Let It Flow: Calgary-based energy transportation service provider Pembina Pipeline Corporation received clearance from the Bureau to acquire Veresen Inc.
Big Chem: The Bureau will not challenge the merger between Linde AG and Praxair, Inc., both global companies involved in the supply of various industrial gases and related products. Linde divested its Canadian business to Messer Canada Inc. as part of its deal with global competition authorities.
La Coop fédérée acquired Cargill Limited’s Ontario grain business, and as part of an agreement with the Bureau will divest several of Cargill’s retail locations in southwest and central Ontario.

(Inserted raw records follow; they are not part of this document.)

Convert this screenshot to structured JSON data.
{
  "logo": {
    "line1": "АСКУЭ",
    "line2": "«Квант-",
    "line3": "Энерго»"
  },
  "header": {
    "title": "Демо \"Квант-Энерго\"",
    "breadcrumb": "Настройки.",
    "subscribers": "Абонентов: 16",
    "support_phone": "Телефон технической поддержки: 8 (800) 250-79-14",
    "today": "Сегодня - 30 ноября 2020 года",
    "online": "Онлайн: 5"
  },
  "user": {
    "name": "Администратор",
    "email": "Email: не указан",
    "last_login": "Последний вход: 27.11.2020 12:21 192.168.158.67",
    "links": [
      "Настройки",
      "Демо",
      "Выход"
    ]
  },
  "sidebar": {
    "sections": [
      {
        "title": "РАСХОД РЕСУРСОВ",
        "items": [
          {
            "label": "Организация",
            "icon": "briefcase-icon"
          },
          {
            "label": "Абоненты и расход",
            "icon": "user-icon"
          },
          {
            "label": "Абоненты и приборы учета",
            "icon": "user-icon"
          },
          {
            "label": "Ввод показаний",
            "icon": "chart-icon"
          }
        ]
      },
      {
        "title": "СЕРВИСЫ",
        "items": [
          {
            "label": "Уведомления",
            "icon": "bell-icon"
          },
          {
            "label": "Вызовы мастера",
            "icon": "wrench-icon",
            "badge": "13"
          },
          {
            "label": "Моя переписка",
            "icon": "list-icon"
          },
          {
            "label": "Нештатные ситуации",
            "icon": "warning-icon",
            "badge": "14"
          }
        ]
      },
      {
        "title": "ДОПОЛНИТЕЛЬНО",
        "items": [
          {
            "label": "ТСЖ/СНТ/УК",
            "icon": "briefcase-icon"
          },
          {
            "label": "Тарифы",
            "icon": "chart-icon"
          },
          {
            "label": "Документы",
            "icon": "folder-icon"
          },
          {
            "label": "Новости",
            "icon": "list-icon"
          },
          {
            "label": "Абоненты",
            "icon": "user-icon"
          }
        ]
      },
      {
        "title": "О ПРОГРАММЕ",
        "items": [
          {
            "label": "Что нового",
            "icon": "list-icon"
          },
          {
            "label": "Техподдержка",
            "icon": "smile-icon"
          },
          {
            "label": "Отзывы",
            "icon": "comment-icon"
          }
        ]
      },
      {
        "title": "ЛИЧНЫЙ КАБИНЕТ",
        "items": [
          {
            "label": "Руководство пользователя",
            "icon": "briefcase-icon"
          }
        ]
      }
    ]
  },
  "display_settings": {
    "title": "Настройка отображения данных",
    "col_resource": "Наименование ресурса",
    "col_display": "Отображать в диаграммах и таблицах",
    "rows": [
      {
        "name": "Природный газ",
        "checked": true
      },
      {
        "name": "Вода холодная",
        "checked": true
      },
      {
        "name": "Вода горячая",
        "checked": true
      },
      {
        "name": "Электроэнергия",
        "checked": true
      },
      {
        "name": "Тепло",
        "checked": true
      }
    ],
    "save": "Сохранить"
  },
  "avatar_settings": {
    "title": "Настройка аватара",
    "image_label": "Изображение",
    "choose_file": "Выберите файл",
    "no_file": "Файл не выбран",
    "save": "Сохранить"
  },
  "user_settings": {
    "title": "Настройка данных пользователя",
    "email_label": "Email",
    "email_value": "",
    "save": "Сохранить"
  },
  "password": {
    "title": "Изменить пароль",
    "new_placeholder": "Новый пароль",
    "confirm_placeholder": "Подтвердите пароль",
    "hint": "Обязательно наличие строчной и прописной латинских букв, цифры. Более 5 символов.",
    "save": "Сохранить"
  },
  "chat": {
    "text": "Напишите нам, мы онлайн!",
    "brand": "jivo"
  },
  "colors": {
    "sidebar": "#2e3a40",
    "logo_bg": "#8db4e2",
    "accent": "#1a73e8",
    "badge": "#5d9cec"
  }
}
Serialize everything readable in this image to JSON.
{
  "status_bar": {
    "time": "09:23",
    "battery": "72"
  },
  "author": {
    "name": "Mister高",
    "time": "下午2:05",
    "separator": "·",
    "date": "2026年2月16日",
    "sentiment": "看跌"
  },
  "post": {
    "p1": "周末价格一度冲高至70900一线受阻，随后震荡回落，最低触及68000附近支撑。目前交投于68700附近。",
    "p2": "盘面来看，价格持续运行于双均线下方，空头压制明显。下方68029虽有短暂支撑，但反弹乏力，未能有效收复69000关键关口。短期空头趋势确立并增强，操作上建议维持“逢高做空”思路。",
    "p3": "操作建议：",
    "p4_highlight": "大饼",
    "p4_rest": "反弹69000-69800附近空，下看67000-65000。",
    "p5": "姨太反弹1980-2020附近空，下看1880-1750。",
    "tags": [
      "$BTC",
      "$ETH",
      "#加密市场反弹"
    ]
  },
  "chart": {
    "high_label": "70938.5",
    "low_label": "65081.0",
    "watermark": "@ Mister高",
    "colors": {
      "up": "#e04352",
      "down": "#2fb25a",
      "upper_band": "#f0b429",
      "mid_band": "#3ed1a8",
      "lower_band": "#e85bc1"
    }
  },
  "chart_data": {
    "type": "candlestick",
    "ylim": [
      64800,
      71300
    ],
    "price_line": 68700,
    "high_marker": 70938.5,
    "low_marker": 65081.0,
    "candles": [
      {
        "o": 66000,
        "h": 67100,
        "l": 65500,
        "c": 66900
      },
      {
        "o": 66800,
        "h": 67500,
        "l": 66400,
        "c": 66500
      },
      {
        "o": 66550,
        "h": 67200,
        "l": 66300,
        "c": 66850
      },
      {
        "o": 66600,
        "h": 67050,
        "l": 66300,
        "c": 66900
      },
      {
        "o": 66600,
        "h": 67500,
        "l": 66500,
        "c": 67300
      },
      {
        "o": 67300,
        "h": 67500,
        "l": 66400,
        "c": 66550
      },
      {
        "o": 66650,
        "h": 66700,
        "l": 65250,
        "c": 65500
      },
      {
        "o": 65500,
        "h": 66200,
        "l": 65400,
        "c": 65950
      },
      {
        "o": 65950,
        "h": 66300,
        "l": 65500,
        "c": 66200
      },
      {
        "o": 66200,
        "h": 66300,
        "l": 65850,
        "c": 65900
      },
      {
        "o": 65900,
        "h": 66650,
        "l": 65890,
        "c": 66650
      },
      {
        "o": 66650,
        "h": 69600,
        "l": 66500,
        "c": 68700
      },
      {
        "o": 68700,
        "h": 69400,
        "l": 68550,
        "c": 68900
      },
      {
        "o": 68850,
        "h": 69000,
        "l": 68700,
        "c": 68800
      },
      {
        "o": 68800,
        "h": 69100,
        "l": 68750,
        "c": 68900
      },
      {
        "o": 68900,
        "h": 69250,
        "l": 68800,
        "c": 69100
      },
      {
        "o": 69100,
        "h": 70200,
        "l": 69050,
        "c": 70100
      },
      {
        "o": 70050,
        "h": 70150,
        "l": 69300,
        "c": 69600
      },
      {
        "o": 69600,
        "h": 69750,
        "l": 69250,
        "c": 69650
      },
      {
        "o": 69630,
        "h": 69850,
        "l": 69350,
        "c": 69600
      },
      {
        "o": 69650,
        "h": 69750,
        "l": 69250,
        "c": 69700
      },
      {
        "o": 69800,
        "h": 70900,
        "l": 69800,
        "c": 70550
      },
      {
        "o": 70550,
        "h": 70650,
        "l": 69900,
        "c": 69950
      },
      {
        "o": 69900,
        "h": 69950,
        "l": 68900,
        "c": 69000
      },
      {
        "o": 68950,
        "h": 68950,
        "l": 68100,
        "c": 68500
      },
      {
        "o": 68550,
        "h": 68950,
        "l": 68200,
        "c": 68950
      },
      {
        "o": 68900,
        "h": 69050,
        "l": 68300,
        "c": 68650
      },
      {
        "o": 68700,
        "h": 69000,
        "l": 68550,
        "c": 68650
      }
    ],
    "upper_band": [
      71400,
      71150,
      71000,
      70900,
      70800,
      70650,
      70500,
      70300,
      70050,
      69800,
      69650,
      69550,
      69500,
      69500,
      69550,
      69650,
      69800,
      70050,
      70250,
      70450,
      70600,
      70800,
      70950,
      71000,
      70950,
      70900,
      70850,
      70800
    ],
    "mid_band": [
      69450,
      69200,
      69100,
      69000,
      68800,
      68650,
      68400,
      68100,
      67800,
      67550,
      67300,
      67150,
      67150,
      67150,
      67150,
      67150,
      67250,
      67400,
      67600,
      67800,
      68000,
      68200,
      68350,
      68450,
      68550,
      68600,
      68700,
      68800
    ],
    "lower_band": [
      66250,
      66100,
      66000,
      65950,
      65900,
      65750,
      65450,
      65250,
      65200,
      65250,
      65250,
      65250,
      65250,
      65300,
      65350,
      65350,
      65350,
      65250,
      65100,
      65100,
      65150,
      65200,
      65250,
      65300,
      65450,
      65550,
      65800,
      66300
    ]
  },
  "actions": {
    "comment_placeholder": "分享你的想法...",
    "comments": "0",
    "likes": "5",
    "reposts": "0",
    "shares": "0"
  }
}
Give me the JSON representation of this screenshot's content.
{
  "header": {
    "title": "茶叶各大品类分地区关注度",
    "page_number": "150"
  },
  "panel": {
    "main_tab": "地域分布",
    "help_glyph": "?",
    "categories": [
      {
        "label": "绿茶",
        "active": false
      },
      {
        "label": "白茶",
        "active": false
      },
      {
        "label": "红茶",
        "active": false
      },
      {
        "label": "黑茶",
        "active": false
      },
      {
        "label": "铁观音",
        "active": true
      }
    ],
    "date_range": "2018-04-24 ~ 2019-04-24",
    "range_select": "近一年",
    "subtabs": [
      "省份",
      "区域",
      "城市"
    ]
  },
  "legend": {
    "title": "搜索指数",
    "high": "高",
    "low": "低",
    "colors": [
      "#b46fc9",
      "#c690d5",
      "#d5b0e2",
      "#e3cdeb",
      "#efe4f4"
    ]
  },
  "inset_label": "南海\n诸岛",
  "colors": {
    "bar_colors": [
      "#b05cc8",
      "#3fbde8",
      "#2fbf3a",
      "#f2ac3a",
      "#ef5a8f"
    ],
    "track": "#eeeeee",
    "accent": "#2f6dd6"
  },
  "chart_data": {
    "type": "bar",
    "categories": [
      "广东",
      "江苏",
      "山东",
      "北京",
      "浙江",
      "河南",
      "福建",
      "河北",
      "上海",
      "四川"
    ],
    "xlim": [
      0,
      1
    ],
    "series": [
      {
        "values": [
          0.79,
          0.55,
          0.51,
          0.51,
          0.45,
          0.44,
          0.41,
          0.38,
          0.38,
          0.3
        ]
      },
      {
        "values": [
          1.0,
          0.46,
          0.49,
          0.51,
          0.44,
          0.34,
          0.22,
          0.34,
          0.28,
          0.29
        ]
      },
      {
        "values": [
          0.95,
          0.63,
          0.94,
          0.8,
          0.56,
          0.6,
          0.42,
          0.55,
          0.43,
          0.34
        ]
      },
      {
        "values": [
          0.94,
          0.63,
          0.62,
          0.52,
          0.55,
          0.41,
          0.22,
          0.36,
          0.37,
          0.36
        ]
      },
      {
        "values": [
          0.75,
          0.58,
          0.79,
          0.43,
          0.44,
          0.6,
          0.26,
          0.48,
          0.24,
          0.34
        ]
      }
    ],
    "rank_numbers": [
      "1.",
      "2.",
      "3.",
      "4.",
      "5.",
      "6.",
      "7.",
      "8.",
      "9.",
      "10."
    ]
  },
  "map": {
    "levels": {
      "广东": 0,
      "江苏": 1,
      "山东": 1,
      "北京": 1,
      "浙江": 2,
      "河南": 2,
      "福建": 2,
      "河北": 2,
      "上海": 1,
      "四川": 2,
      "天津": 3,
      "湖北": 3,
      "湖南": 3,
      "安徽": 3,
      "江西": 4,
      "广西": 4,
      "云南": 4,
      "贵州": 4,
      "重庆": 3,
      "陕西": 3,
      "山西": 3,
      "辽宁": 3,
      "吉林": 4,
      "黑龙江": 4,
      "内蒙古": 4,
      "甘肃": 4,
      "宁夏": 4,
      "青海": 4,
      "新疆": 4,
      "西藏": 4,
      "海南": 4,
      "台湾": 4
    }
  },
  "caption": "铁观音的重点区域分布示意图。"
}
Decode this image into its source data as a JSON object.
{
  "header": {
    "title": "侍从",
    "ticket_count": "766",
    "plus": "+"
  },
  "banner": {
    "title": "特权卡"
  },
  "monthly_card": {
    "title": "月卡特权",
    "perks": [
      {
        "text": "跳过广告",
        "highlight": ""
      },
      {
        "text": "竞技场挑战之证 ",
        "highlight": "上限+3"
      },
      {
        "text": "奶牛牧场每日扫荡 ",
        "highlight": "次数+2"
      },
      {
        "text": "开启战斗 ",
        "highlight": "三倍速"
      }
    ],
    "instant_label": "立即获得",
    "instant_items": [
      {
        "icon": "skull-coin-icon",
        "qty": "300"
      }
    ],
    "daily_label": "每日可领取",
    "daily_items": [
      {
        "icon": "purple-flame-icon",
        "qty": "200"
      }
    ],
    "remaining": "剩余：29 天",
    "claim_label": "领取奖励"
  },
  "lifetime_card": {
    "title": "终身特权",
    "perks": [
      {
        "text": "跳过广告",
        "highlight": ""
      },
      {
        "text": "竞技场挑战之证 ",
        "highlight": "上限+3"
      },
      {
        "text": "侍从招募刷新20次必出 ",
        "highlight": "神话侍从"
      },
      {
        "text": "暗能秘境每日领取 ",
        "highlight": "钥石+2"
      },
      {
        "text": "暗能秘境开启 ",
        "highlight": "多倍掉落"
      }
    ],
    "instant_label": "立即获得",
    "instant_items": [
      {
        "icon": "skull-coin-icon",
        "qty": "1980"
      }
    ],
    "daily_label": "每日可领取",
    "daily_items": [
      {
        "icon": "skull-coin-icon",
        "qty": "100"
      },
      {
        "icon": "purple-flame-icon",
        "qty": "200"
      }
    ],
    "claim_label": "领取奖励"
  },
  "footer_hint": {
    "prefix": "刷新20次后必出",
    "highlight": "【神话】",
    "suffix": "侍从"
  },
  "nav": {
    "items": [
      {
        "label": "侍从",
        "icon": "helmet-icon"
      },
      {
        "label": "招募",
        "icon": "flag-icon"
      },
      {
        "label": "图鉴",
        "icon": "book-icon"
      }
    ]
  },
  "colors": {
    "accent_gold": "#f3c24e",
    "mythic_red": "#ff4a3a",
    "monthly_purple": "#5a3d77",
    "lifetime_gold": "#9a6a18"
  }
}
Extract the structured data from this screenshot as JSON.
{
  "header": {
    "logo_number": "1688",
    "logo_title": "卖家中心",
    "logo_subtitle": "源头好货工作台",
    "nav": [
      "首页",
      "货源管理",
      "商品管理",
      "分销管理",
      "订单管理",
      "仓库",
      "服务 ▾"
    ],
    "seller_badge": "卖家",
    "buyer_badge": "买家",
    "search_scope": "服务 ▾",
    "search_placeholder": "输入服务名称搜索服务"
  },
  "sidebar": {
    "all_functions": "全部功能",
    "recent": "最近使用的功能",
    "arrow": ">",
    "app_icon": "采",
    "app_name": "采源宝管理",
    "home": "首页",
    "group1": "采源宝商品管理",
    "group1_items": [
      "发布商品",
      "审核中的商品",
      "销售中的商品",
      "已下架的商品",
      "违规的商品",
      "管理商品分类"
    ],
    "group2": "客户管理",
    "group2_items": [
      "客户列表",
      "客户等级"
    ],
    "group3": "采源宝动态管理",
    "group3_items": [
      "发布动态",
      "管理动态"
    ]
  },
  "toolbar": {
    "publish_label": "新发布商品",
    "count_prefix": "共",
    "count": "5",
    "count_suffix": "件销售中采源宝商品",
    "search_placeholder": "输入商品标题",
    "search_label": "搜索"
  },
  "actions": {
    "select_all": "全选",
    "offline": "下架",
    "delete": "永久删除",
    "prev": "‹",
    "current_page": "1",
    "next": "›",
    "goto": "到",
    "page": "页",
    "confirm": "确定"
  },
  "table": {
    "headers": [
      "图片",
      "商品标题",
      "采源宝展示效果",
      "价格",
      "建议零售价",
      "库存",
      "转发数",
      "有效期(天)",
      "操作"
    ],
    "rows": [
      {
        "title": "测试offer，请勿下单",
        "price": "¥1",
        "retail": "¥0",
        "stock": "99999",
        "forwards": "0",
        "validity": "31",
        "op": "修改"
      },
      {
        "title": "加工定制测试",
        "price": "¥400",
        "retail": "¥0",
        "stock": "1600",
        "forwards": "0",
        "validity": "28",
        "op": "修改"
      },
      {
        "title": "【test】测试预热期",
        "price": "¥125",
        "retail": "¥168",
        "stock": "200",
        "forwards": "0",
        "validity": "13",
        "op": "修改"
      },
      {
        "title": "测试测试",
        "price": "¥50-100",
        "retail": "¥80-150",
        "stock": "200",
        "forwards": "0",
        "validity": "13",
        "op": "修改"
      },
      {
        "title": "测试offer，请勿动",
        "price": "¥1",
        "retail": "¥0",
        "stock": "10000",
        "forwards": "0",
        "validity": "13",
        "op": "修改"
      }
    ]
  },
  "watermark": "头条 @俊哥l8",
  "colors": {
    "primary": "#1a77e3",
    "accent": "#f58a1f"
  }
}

The Bureau issued a no action letter in United Technologies Corporation’s acquisition of Rockwell Collins, Inc.
The transaction size threshold for pre-merger notifications was increased to $92 million.
Tip Line Tune-up: The Bureau and the Public Prosecution Service of Canada launched updated Immunity and Leniency Programs that set out incentives for parties to come forward to seek immunity or leniency in return for their cooperation in a Competition Bureau Investigation and subsequent prosecution of others involved in unlawful conduct.
Draft Guidelines Circulated: The Bureau circulated new draft versions of its updated Abuse of Dominance Enforcement Guidelines and its updated Intellectual Property Enforcement Guidelines for comment within the legal and business com-munities. Final versions of these guidelines are expected in 2019.
Barrier Busters: The Bureau released an information bulletin explaining how it selects and carries out market studies. Market studies involve examining a particular market to identify barriers to competition.
Data Deluge: The Bureau released a report exploring the interplay between competition policy and enforcement and the world of “big data”. The report examined the Bureau’s approach to big data issues in mergers, monopolistic practices, cartels, and deceptive marketing practices.